4.1 Vertical Dependence of the Scale and Structure of Stratospheric Equatorial Waves

Wednesday, 15 January 2020: 3:00 PM
George Kiladis, NOAA, Boulder, CO; and J. R. Albers and J. Dias

The three-dimensional structure of free stratospheric equatorial waves and their vertical dependence are studied in various reanalysis datasets. The structure and temporal variability of the waves are isolated through space-time spectra and EOF analyses of space-time filtered equatorial wind, temperature and geopotential fields.

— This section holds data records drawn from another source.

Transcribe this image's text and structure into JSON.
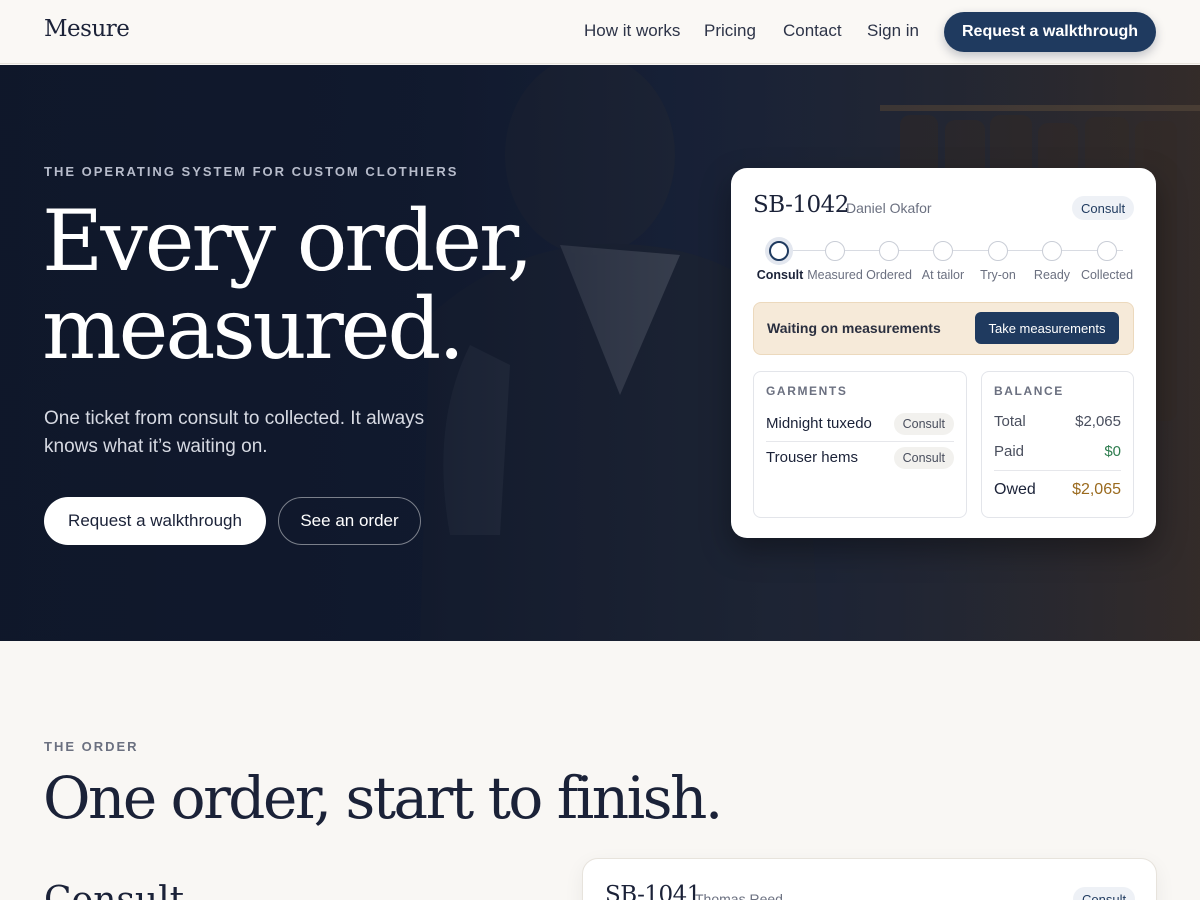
{
  "header": {
    "logo": "Mesure",
    "nav": [
      "How it works",
      "Pricing",
      "Contact",
      "Sign in"
    ],
    "cta": "Request a walkthrough"
  },
  "hero": {
    "eyebrow": "THE OPERATING SYSTEM FOR CUSTOM CLOTHIERS",
    "headline_line1": "Every order,",
    "headline_line2": "measured.",
    "subhead": "One ticket from consult to collected. It always knows what it’s waiting on.",
    "primary_button": "Request a walkthrough",
    "secondary_button": "See an order"
  },
  "order_card": {
    "order_id": "SB-1042",
    "client": "Daniel Okafor",
    "status": "Consult",
    "steps": [
      "Consult",
      "Measured",
      "Ordered",
      "At tailor",
      "Try-on",
      "Ready",
      "Collected"
    ],
    "active_step": 0,
    "waiting_text": "Waiting on measurements",
    "action_button": "Take measurements",
    "garments": {
      "title": "GARMENTS",
      "items": [
        {
          "name": "Midnight tuxedo",
          "status": "Consult"
        },
        {
          "name": "Trouser hems",
          "status": "Consult"
        }
      ]
    },
    "balance": {
      "title": "BALANCE",
      "total_label": "Total",
      "total_value": "$2,065",
      "paid_label": "Paid",
      "paid_value": "$0",
      "owed_label": "Owed",
      "owed_value": "$2,065"
    }
  },
  "order_section": {
    "eyebrow": "THE ORDER",
    "title": "One order, start to finish.",
    "step_heading": "Consult",
    "preview_card": {
      "order_id": "SB-1041",
      "client": "Thomas Reed",
      "status": "Consult"
    }
  },
  "colors": {
    "navy": "#1f3a5f",
    "hero_bg": "#121b30",
    "waiting_bg": "#f6ead9",
    "paid_green": "#2e7d4f",
    "owed_amber": "#9a6a1e"
  }
}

The Principal Components (PCs) associated with each mode can be used to establish its statistical structure by projecting global multilevel dynamical fields from reanalysis onto the PCs in the time domain at lag using linear regression. Here we study the change in the activity, structure, and scale of the waves from the lower to the upper stratosphere. The spectral signals of Kelvin, n=0 mixed-Rossby/eastward inertia-gravity (MRG/EIG), and n=1 westward inertia-gravity (WIG) waves of Matsuno’s (1966) theory can all be readily detected from the tropical tropopause layer (TTL) at 100 hPa all the way to the upper stratosphere at 1 hPa in the reanalysis data. The activity of the equatorially-trapped modes is related to changes in basic state circulation including the seasonal cycle and the stratospheric Quasi-Biennial Oscillation (QBO). At the tropopause, these waves scale to around a 50m equivalent depth, and the corresponding equivalent depths increase monotonically with height, reaching values of around 300 m at 1 hPa. These shifts are shown to be due to wave damping and filtering of lower frequency (slower) waves by the zonal wind. Correspondingly, the waves become faster and they become less progressively trapped about the equator with height, as expected from linear theory. Additionally, the well-documented variability of many of the modes associated with the stratospheric QBO is also evident.